Does the Mothman have a rival, or is the Nain Rouge just another incarnation of the apocryphal winged man who foretells of doom?
The Nain Rouge –which translates from French as “The Red Dwarf” or “The Red Goblin”- is a little known legend originating from Normandy France in the mid to late 17th century. It is said that the Nain Rouge foretells of impending doom, though some accounts have this little devil taking an active part in the outcome of various disasters.
Its legend derives from the French fairy tale “Le Prince Lutin”, written in 1697 by Marie Catherine d’Aulnoy. In it she describes the Lutin –otherwise known as a brownie, elf, fairy, gnome, goblin, hobgoblin, imp, leprechaun, pixie, puck or sprite- as a gnome like creature with the power to travel anywhere, take multiple forms (including a saddled horse), and to be invisible/visible at will.
“You are invisible when you like it; you cross in one moment the vast space of the universe; you rise without having wings; you go through the ground without dying; you penetrate the abysses of the sea without drowning; you enter everywhere, though the windows and the doors are closed; and, when you decide to, you can let yourself be seen in your natural form.”
The list of disasters associated to or blamed on the Nain Rouge is long indeed, from famed attacks on the first settler of the Detroit region in 1701, to the frightening tales of the Battle of 1812, to a 1996 account from the Michigan Believer, where “two admittedly drunk nightclub patrons who claimed to both have heard a strange ‘cawing sound, similar to a crow,’ coming from a ‘small hunched-over man’ who was fleeing the scene of a car burglary. The creature was described as wearing ‘what looked like a really nasty torn fur coat.’”
The common theme among all Nain Rouge reports is the foretelling of disaster, whether man-made or natural, which is a similar Modus Operandi to the famed Mothman. Though instead of being feared, the little Lutin is being venerated as a city wide mascot in the annual Marche de Nain Rouge, a yearly costumed parade that seeks to take advantage of the long history of the Detroit Dwarf by bringing much needed tourism and foot traffic to the Midtown/Cass Corridor neighbourbood.
Though Detroit isn’t so lucky as to have an exclusive relationship with the Nain Rouge, accounts have been reported in Quebec, Canada, and there are stories that may connect it to the legend of Père Noël in Lapland, Sweden; making the “Red Dwarf” out to be one of Santa Claus’ elves.

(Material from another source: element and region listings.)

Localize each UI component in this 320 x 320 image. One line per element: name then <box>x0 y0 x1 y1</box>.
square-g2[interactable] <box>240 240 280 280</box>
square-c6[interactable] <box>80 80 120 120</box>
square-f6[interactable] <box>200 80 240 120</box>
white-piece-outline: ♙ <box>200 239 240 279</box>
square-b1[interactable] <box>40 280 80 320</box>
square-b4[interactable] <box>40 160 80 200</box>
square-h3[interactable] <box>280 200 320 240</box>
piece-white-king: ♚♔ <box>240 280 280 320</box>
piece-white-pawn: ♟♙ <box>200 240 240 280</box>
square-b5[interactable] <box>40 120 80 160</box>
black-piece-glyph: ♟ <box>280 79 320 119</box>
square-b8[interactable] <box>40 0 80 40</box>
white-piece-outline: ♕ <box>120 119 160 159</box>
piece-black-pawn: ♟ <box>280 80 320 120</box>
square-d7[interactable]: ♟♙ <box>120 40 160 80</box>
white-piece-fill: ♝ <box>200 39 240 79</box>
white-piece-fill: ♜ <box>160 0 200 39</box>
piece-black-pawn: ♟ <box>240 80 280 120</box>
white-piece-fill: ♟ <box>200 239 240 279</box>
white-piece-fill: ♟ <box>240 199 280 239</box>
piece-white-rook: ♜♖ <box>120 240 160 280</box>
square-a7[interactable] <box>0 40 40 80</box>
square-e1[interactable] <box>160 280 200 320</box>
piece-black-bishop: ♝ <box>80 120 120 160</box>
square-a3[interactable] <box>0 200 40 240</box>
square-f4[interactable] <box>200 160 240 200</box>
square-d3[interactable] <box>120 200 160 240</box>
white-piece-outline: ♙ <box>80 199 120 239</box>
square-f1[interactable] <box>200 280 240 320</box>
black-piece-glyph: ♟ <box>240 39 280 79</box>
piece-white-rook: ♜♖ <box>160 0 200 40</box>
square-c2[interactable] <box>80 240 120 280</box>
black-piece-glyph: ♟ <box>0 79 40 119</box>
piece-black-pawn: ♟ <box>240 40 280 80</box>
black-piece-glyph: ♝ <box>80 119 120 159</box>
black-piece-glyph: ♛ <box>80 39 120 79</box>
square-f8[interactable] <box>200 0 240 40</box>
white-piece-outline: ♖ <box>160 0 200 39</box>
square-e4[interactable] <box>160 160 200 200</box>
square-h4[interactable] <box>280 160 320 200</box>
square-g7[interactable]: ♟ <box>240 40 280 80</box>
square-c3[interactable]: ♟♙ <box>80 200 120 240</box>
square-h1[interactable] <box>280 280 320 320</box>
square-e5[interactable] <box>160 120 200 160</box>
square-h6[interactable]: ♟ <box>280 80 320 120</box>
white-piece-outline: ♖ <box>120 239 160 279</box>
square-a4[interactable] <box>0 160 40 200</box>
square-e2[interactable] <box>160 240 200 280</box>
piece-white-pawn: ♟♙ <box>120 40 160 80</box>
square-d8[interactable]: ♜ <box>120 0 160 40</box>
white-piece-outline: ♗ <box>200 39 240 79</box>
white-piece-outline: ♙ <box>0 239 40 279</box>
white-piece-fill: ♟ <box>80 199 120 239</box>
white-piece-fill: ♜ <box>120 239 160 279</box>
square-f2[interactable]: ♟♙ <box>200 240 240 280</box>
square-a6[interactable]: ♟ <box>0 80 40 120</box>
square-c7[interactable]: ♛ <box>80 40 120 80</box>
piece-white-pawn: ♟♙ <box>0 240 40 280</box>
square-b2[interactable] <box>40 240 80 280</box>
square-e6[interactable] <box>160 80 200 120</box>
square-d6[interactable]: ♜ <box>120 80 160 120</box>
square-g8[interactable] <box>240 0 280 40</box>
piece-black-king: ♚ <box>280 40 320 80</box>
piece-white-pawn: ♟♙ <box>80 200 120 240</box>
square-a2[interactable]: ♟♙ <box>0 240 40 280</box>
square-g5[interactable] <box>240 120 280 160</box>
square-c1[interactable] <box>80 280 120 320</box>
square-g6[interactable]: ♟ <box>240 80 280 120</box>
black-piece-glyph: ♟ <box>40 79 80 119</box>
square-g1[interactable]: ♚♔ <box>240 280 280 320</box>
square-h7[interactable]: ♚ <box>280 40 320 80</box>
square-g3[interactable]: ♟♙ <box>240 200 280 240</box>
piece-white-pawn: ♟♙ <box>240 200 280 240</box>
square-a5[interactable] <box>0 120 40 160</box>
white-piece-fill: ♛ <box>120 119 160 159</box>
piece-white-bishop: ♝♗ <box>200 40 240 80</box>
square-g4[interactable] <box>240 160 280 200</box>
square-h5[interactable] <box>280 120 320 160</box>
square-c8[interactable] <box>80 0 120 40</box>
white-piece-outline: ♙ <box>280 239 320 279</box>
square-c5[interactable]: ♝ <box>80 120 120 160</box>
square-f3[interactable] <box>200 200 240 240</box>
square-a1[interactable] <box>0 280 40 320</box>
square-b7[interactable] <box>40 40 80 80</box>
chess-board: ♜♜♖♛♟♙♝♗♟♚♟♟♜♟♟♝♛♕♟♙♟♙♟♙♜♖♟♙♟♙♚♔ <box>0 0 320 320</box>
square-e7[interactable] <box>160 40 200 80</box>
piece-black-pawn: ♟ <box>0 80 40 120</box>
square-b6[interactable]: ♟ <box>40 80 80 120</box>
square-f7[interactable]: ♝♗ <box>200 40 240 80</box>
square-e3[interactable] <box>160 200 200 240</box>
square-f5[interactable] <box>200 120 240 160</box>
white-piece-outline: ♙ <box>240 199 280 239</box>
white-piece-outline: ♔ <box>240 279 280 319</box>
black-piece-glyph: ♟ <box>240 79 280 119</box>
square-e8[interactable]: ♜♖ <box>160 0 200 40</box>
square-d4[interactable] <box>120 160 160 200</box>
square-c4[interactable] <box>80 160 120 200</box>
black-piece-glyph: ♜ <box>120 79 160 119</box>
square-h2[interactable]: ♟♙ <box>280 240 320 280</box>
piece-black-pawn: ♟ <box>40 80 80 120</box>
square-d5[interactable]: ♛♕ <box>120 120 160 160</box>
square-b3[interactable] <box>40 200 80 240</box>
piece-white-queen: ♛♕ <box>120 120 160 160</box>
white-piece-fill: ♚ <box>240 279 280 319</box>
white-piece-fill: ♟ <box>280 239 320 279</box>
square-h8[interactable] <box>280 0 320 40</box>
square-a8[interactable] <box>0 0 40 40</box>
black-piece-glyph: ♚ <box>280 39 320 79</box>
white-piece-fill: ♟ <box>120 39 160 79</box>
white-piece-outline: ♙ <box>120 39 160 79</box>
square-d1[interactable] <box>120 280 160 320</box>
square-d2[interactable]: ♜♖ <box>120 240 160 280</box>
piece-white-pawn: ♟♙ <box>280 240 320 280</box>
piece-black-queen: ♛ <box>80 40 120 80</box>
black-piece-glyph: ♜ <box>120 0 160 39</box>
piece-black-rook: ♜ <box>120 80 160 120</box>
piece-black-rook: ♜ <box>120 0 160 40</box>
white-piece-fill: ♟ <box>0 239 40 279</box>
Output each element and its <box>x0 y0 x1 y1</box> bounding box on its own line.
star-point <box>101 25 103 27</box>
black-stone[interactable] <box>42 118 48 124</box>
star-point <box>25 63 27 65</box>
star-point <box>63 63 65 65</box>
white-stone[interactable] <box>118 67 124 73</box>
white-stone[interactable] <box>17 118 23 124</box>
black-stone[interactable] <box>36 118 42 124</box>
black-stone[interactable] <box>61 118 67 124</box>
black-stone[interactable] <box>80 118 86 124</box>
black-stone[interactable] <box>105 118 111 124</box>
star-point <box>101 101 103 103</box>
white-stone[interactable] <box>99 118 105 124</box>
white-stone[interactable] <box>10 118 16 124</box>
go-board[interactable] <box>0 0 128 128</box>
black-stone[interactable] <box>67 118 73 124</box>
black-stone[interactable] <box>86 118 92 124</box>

Like any such legend, there are believers and there are sceptics, though it seems that both sides of that coin can enjoy the tales of Nain Rouge in the Detroit area. Cryptozoology can be big business, especially for regions that are under the financial stress that the city of Detroit has felt over the last few years. It seems that citizens may be taking advantage of the legend, much the way local leadership in Mexico have taken advantage of the Chupacabra legends in South America. But any way you slice it, there seems to be something strange going on in and around the Great Lakes of North America.